NOAA-OCM / QNSPECT

QGIS Plugin for NOAA Nonpoint Source Pollution and Erosion Comparison Tool (NSPECT)
GNU General Public License v2.0
7 stars 5 forks source link

Division by zero error in comparison tools #100

Closed ar-siddiqui closed 2 years ago

ar-siddiqui commented 2 years ago

Latest QNSPECT version

Similar issues do not exist

What is the bug or the crash?

Division by zero should be gracefully handled in comparison as well.

A strategy is needed to address division by zero for both direct and percent comparison. @DaveEslinger how should we handle them?

Steps to reproduce the issue

Run comparison tool.

Screenshots and Attachements

No response

Versions

3.22.4

Additional context

No response

DaveEslinger commented 2 years ago

Is there a reason not to implement the same numpy approach used for concentrations?
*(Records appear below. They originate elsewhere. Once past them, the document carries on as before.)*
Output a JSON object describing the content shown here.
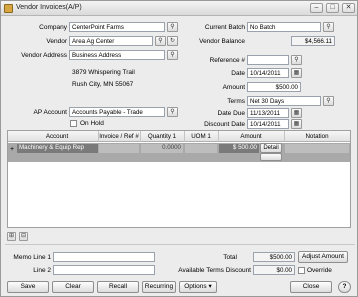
{
  "window": {
    "title": "Vendor Invoices(A/P)",
    "icon": "invoice-icon"
  },
  "form": {
    "company_label": "Company",
    "company_value": "CenterPoint Farms",
    "vendor_label": "Vendor",
    "vendor_value": "Area Ag Center",
    "vendor_address_label": "Vendor Address",
    "vendor_address_value": "Business Address",
    "address_line1": "3879 Whispering Trail",
    "address_line2": "Rush City, MN  55067",
    "ap_account_label": "AP Account",
    "ap_account_value": "Accounts Payable - Trade",
    "on_hold_label": "On Hold",
    "current_batch_label": "Current Batch",
    "current_batch_value": "No Batch",
    "vendor_balance_label": "Vendor Balance",
    "vendor_balance_value": "$4,566.11",
    "reference_label": "Reference #",
    "reference_value": "",
    "date_label": "Date",
    "date_value": "10/14/2011",
    "amount_label": "Amount",
    "amount_value": "$500.00",
    "terms_label": "Terms",
    "terms_value": "Net 30 Days",
    "date_due_label": "Date Due",
    "date_due_value": "11/13/2011",
    "discount_date_label": "Discount Date",
    "discount_date_value": "10/14/2011"
  },
  "grid": {
    "columns": [
      "Account",
      "Invoice / Ref #",
      "Quantity 1",
      "UOM 1",
      "Amount",
      "Notation"
    ],
    "rows": [
      {
        "expand": "+",
        "account": "Machinery & Equip Rep",
        "invoice_ref": "",
        "quantity": "0.0000",
        "uom": "",
        "amount": "$ 500.00",
        "detail_label": "Detail",
        "notation": ""
      }
    ]
  },
  "footer": {
    "memo_line1_label": "Memo Line 1",
    "memo_line1_value": "",
    "line2_label": "Line 2",
    "line2_value": "",
    "total_label": "Total",
    "total_value": "$500.00",
    "adjust_amount_label": "Adjust Amount",
    "terms_discount_label": "Available Terms Discount",
    "terms_discount_value": "$0.00",
    "override_label": "Override"
  },
  "buttons": {
    "save": "Save",
    "clear": "Clear",
    "recall": "Recall",
    "recurring": "Recurring",
    "options": "Options",
    "close": "Close"
  },
  "icons": {
    "lookup": "magnifier-icon",
    "calendar": "calendar-icon",
    "add_row": "add-row-icon",
    "delete_row": "delete-row-icon",
    "help": "help-icon"
  }
}
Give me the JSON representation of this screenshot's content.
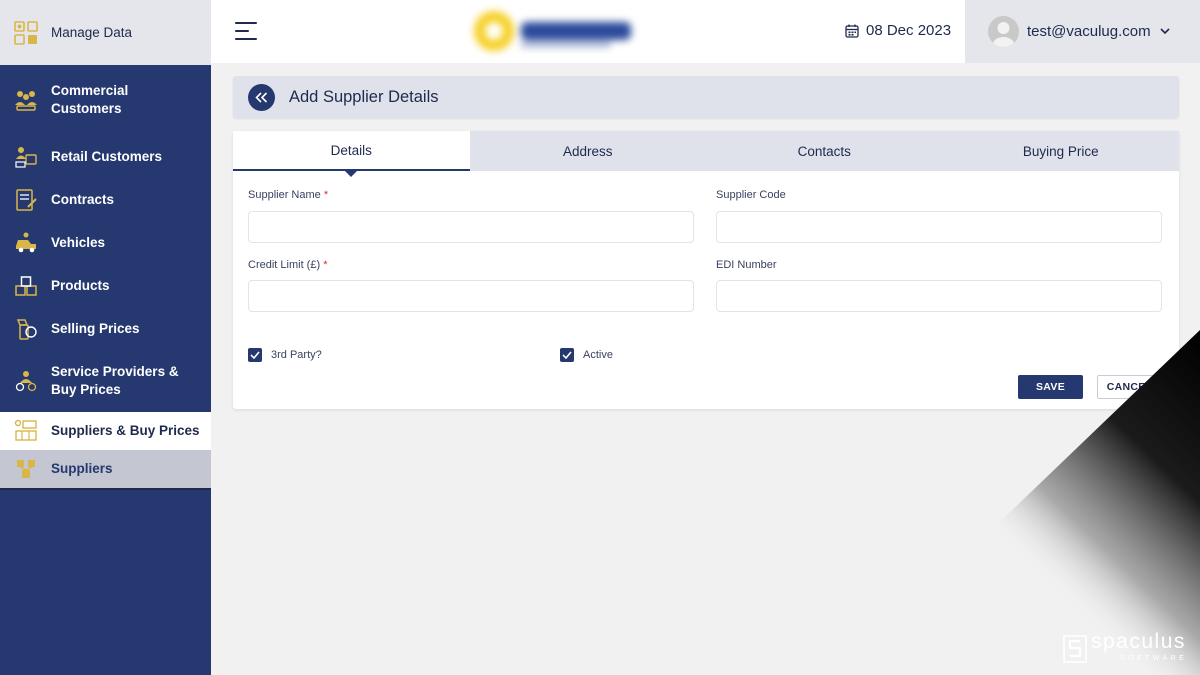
{
  "sidebar": {
    "header_label": "Manage Data",
    "items": [
      {
        "label": "Commercial Customers",
        "icon": "commercial-customers-icon"
      },
      {
        "label": "Retail Customers",
        "icon": "retail-customers-icon"
      },
      {
        "label": "Contracts",
        "icon": "contracts-icon"
      },
      {
        "label": "Vehicles",
        "icon": "vehicles-icon"
      },
      {
        "label": "Products",
        "icon": "products-icon"
      },
      {
        "label": "Selling Prices",
        "icon": "selling-prices-icon"
      },
      {
        "label": "Service Providers & Buy Prices",
        "icon": "service-providers-icon"
      },
      {
        "label": "Suppliers & Buy Prices",
        "icon": "suppliers-buy-prices-icon"
      },
      {
        "label": "Suppliers",
        "icon": "suppliers-icon"
      }
    ]
  },
  "topbar": {
    "date": "08 Dec 2023",
    "user_email": "test@vaculug.com"
  },
  "page": {
    "title": "Add Supplier Details"
  },
  "tabs": [
    {
      "label": "Details"
    },
    {
      "label": "Address"
    },
    {
      "label": "Contacts"
    },
    {
      "label": "Buying Price"
    }
  ],
  "form": {
    "supplier_name_label": "Supplier Name",
    "supplier_code_label": "Supplier Code",
    "credit_limit_label": "Credit Limit (£)",
    "edi_number_label": "EDI Number",
    "required_mark": "*",
    "supplier_name_value": "",
    "supplier_code_value": "",
    "credit_limit_value": "",
    "edi_number_value": "",
    "third_party_label": "3rd Party?",
    "third_party_checked": true,
    "active_label": "Active",
    "active_checked": true,
    "save_label": "SAVE",
    "cancel_label": "CANCEL"
  },
  "watermark": {
    "brand": "spaculus",
    "tagline": "SOFTWARE"
  },
  "colors": {
    "primary": "#25386f",
    "sidebar_icon": "#d9b64a",
    "required": "#d9302c",
    "panel": "#dfe2ea"
  }
}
That seems a good approach.

ar-siddiqui commented 2 years ago

Is there a reason not to implement the same numpy approach used for concentrations? That seems a good approach.

If we used the same approach of assigning 0 to division by zero cells we will encounter following issue:

Lets say we have raster A = [[0,2]] and B = [[1,2]]

When we calculate percent difference here expression="100 * ((A - B) / A)"

We would endup getting resulting raster as [[0, 0]] which is not correct.

DaveEslinger commented 2 years ago

Correct, that should give [[NODATA, 0]], I think. That might also be what we want for concentration. "0" implies there is runoff, but no pollutant, when in reality, there is no runoff at all. Therefore, when accumulated runoff = 0, we probably want to return NODATA.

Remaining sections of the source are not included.